爲何我到死後還是如此失敗?我小時候不是事事都能成功的嗎? 

不論學業,家庭,我都優勝別人幾倍,爲何最終的結果會是這樣? 

也許,我真正的夢想是要做個勇敢,成功的人。 

「昕昕!我上嚟係有啲嘢同你講㗎!呀謙仲喺下面,所以你可以放心講嘢,我唔會話翻俾佢聽。」單是大師可靠的臉龐已經可以讓人放心。 

「你.......我記得翻曬以前啲嘢喇。」 

「咁就好啦,不過喺幫你逃出呢個收音機之前,我想你認真聽我以下落嚟講嘅嘢,先再考慮出唔出嚟。」他一本正經的道。





 「其實,困住你喺收音機嘅係你死前嘅執念,我諗係因爲你死之前可能有啲好強烈嘅情緒或者有啲咩心願未了,而將呢股執念傳咗去收音機,困住你嘅靈魂。所以,要放你出嚟其實只要解除你嘅執念,你釋懷咗就可以㗎喇。 

放翻出嚟之後,你應該就可以好似普通嘅鬼魂一樣自由穿梭喺人類社會當中,如果留得再耐啲可能仲可以學到瞬間轉移,控制物件呢啲能力,咁樣你就唔會因空間而所限,可以同呀謙喺屋企拍拖都冇咁容易比伯母發現。

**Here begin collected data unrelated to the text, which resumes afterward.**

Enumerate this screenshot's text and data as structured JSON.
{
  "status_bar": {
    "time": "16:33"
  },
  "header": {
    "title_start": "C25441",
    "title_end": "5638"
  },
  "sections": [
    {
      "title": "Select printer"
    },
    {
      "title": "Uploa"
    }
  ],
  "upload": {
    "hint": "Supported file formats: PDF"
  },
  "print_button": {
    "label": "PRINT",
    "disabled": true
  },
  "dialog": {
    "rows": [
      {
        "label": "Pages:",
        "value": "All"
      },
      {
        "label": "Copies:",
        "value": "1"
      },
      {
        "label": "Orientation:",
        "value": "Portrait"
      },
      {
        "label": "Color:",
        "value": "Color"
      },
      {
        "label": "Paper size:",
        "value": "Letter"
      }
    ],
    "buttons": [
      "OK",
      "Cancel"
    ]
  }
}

 呢個時候,問題就嚟喇,如果你解除咗執念,而變得無欲無求嘅話,就好大機會唔可以久留喺人間,而要升天,就算留喺度都會變咗一隻漫無目的嘅孤魂野鬼,留得更耐,怨氣就會越重,更加有機會成爲惡鬼,咁樣對你同呀謙嘅發展都唔好,所以我想聽吓你覺得點,先再同呀謙講。」

 「要升天咪好囉,唔使搞着佢咁耐。」我口是心非的回答。 

「我明你離開係爲咗呀謙好,但我想你用自己嘅角度去諗吓,你究竟想困喺度繼續同呀謙一齊,定係過多一排就離開佢。」 可能我真是個貪心自私的人,只想自己既可與呀謙在一起,又可以重獲自由,卻沒想到這樣會對呀謙的生活會有多大的影響。 

也許短暫的自由和呀謙的未來應該是我最想達到的目標吧。

 「我要出去。」我堅定的回答。 





「你.......真係要決定咁做?要諗清楚喎。」

 「係。本來戀愛就唔可以天長地久,做鬼嘅都唔可以做一世㗎啦,倒不如有翻自由,適時同佢道別應該對我哋兩個都係好事。」也許用理性分析整個局面才能做出最好的決定。

 「咁你都有道理嘅,咁你想唔想我同呀謙講呢件事?我怕佢可能會反對。」

 「唔使喇,我想自己同佢講,希望可以說服到佢啦。」我其實沒在打算把此事說出來。